Die These passt zu Weihnachten: Krieg und Gewalt nehmen ab, die Welt wird friedlicher. Davon jedenfalls ist der kanadische Evolutionspsychologe Steven Pinker überzeugt, und diese Ansicht möchte er dem Leser mit seinem 1216 Seiten langen Buch nahebringen.

Rezension: Dagmar Röhrlich | 18.12.2011
    Und so schlägt der Autor einen großen Bogen von Ötzi über Homer und das Alte Testament bis ins 21. Jahrhundert: Im Lauf der Jahrtausende habe die Entwicklung und Fortentwicklung staatlicher Macht dafür gesorgt, dass die Menschen sich nicht mehr gegenseitig an die Gurgel gehen. Damit folgt Steven Pinker ganz den Argumenten des Philosophen Thomas Hobbes: Die Monopolisierung der Gewalt in den Händen des Staats durchbricht den Zwang zur präventiven Gewaltanwendung der Jäger und Sammler, wie auch den durch die "Ehre" in Gang gesetzten Kreislauf sich hochschaukelnder Rachsucht.

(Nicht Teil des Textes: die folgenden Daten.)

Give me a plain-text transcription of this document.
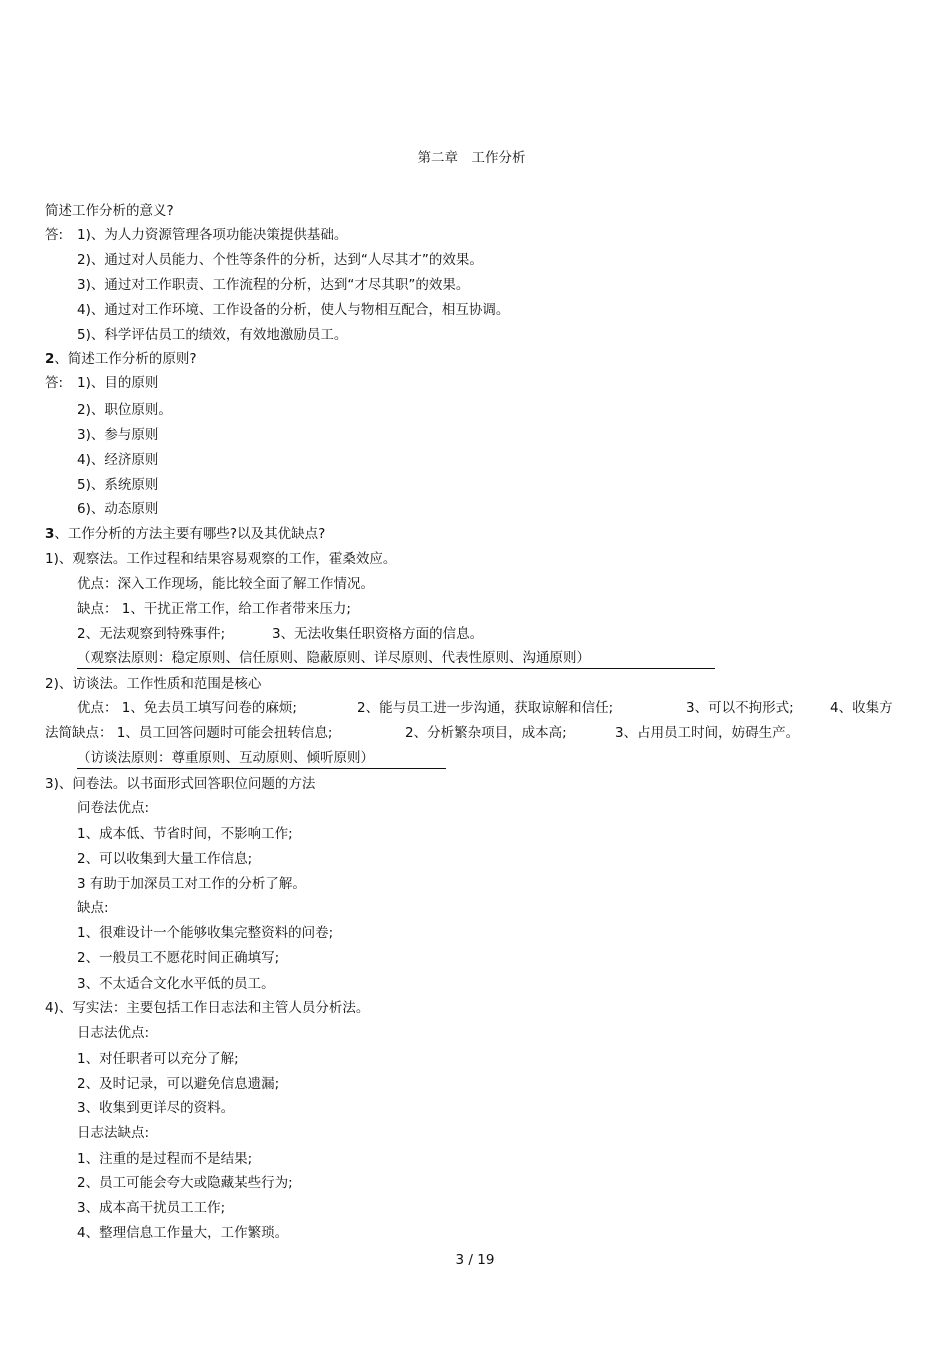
第二章　工作分析
简述工作分析的意义?
答: 1)、为人力资源管理各项功能决策提供基础。
2)、通过对人员能力、个性等条件的分析，达到“人尽其才”的效果。
3)、通过对工作职责、工作流程的分析，达到“才尽其职”的效果。
4)、通过对工作环境、工作设备的分析，使人与物相互配合，相互协调。
5)、科学评估员工的绩效，有效地激励员工。
2、简述工作分析的原则?
答: 1)、目的原则
2)、职位原则。
3)、参与原则
4)、经济原则
5)、系统原则
6)、动态原则
3、工作分析的方法主要有哪些?以及其优缺点?
1)、观察法。工作过程和结果容易观察的工作，霍桑效应。
优点：深入工作现场，能比较全面了解工作情况。
缺点： 1、干扰正常工作，给工作者带来压力;
2、无法观察到特殊事件;	3、无法收集任职资格方面的信息。
（观察法原则：稳定原则、信任原则、隐蔽原则、详尽原则、代表性原则、沟通原则）
2)、访谈法。工作性质和范围是核心
优点： 1、免去员工填写问卷的麻烦;	2、能与员工进一步沟通，获取谅解和信任;	3、可以不拘形式;	4、收集方
法简缺点： 1、员工回答问题时可能会扭转信息;	2、分析繁杂项目，成本高;	3、占用员工时间，妨碍生产。
（访谈法原则：尊重原则、互动原则、倾听原则）
3)、问卷法。以书面形式回答职位问题的方法
问卷法优点:
1、成本低、节省时间，不影响工作;
2、可以收集到大量工作信息;
3 有助于加深员工对工作的分析了解。
缺点:
1、很难设计一个能够收集完整资料的问卷;
2、一般员工不愿花时间正确填写;
3、不太适合文化水平低的员工。
4)、写实法：主要包括工作日志法和主管人员分析法。
日志法优点:
1、对任职者可以充分了解;
2、及时记录，可以避免信息遗漏;
3、收集到更详尽的资料。
日志法缺点:
1、注重的是过程而不是结果;
2、员工可能会夸大或隐藏某些行为;
3、成本高干扰员工工作;
4、整理信息工作量大，工作繁琐。
3 / 19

    Außerdem orientiert sich Steven Pinker an Charles Darwin: Während bei den Jägern und Sammlern eine hohe Gewaltbereitschaft der Männer vorteilhaft für die Weitergabe der eigenen Gene gewesen sei, habe die Monogamie die Spielregeln geändert und - so Pinker - die Männer zivilisiert. Überhaupt: Die Zivilisation ließ die Gewalt zurückgehen. Je mehr sich der Mensch selbst kontrolliert, desto friedlicher das Zusammenleben - ganz nach der Lehre des Soziologen Norbert Elias. Handel, Bildung und Erziehung: Sie brachten die Menschen dazu, ihre empathischen Fähigkeiten zu verbessern und daraus Vorteile für sich zu ziehen, denn Handel und Zusammenarbeit brachten mehr ein als Krieg und Mord. Und schließlich führte der Siegeszug der Vernunft während der abendländischen Aufklärung zu demokratischen Systemen - und die wiederum förderten und fördern den Frieden.

    Diese Argumentationskette füllt mehr als die Hälfte des Buches. Dann folgen zahlreiche psychologische Experimente und neurowissenschaftliche Untersuchungen, mit denen Pinker der Frage nachgeht, was eigentlich den Menschen zu Habgier treibt, zu Wollust, Dominanz, Rache oder Sadismus. Insgesamt stellt Pinker fest, dass die Menschheit seit 65 Jahren in einer der friedlichsten Epochen der Weltgeschichte lebt: Auch wenn die Nachrichten einen gegenteiligen Eindruck vermitteln, die Vergangenheit war um einiges schlimmer, wie beispielsweise mittelalterliche Folterkammern und Hinrichtungspraktiken beweisen.

    Seine Hypothese belegt Pinker mit umfangreichen Statistiken, wobei die Datenlage - je weiter er zurück blickt - auf durchaus tönernen Füßen steht. An diesen Statistiken kann man sich hervorragend reiben. Zwar vermerkt Pinker, dass viele seiner Zahlen unzuverlässig sind, aber dann rechnet er trotzdem mit ihnen weiter und zieht seine Schlüsse daraus, als seien sie amtlich beglaubigt. So sind diese Zahlenspiele in etlichen Fällen eher schmückendes Beiwerk denn echter Beleg dafür, dass der Mensch Egoismus, Sadismus und Stolz bekämpft hat und seit dem Zeitalter der Aufklärung "besser" geworden ist - allen Katastrophen zum Trotz. Allerdings bereitet es Probleme, dem Autor zu folgen, wenn er beispielsweise - rein statistisch betrachtet wohlgemerkt - die Ermordung von Millionen Juden im Dritten Reich nicht einmal mehr unter die Top-20 der schrecklichsten Gewalttaten der Menschheit einordnet. Und der Zweite Weltkrieg landet auf der "ewigen Rangliste" der grausamsten Katastrophen nur auf Platz 9, während die mongolischen Eroberungen den 2. und der Sklavenhandel den 3. Platz einnehmen.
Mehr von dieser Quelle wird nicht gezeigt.